I can’t even begin to tell you how much I learned from this book about love. After dealing with a cracked heart, I was starting to heal. While it is a bit of a paranormal tale, I view it as a bit of a dating journal as well. No girl likes to have a broken heart and this book is your magic potion.




*That day’s joy ALMOST matched my joy for Pottermore. ALMOST. 


UPDATE: I totally forgot to tell you guys that we're doing a CONTEST. Just follow our blog and comment on THIS post and you'll be entered to win a copy of The Secret Sisterhood of Heartbreakers! What else! I'll leave it open until the end of this year [Dec. 31, 2011]! 

CONTEST OVER! 

Congrats to Allison for winning! But stay tuned for more contests throughout 2012!

02 December 2011

Pass Me a Bottle of Yorick as I Reread This

Croak by Gina Damico (March 20, 2012, Graphia)
Review by Kenzie Helene
Summary

From the very first sentence, Croak drags you into the life of Lexington, a teenage girl living in New York City. Lex had always been a good kid. She got straight A’s, was a hall monitor, and followed all the rules. That is until she started getting uncontrollable bouts of anger and hurting the other students in her school. When the principal threatens to expel her on the last day of junior year, her parents offer to send Lex to her Uncle Mort’s farm for the Summer, hoping it will change her attitude. It certainly does, but how is Lex supposed to get used to living with a group of Grim Reapers?

Musings

Gina Damico, the author, does amazing things with the cast she presents in her novel. Uncle Mort is an uncle I wish I had in my family, with crazy hair and motorcycle. Oh, and he’s a Grim Reaper. While readers get to meet Lex, her twin Cordy, and Uncle Mort, they also get to meet other famous people who have drifted onto the afterlife, like Edgar Allan Poe and a few dead founding fathers while Lex and a group of friends venture into the afterlife. Each of them has their own quirks and faults that makes them not only more realistic, but fun to read.

While the characters in Croak are imaginative, it is the setting that truly evokes a response while reading. Croak is a small town in Upstate New York. When people from other states picture New York, they picture big skyscrapers, great shopping and important landmarks. Upstate New York is nothing like that. There are cows and farmland and during the Winter months, a lot of snow. However, Croak is nothing like the traditional Upstate New York town. It’s small on the outside, but just like the TARDIS*, it’s bigger on the inside, a private world that visitors are forced not to notice. The description of their personal twist on alcohol, Yorick, and their pack of death-finding jellyfish just make me want to visit. Unfortunately, Croak has their own methods of making tourists leave.

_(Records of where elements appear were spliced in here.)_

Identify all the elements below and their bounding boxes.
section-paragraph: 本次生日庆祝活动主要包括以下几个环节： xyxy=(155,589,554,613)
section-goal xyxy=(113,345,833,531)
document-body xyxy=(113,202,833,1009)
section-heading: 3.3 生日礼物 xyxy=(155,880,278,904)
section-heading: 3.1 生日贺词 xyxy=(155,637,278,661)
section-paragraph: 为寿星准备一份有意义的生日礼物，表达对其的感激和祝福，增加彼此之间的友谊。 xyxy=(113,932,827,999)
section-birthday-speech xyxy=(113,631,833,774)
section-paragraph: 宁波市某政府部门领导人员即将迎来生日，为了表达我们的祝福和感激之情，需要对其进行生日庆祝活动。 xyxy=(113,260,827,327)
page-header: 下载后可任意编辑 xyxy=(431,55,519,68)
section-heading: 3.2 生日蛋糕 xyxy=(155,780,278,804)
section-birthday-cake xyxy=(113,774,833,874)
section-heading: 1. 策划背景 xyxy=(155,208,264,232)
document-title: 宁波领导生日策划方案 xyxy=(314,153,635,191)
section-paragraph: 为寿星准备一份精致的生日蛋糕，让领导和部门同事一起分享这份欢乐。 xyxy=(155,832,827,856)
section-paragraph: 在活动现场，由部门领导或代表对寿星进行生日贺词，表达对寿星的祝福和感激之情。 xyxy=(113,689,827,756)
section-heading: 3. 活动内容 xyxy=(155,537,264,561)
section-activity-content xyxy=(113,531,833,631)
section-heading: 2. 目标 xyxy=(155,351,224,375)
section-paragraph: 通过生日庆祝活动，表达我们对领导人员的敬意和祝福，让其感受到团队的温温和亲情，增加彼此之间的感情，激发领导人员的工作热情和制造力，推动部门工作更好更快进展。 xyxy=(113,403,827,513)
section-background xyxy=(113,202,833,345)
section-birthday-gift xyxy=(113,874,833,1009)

Lexington battles the constant fear that what the Grims do is wrong. Grim Reapers are not allowed to interfere with death or take the soul of anyone who isn't dead, but Lex can't help but feel that if she were to kill murderers, rapists, and other criminals, the world would be a much better place. The power to control death is a heavy one and brings up the question of what would the reader do if placed in the same situation. The saying about absolute power is that it corrupts absolutely.

While I’m absolutely distraught because my copy of Croak has been returned, I can’t wait for it to come out in March. I’ll be waiting at the bookstore to get a physical copy into my hands. As a fellow upstate New York-er, I am more than hoping that Damico might come and sign this awesome book near here.
*Doctor Who Reference, a time traveling spaceship that is bigger on the inside.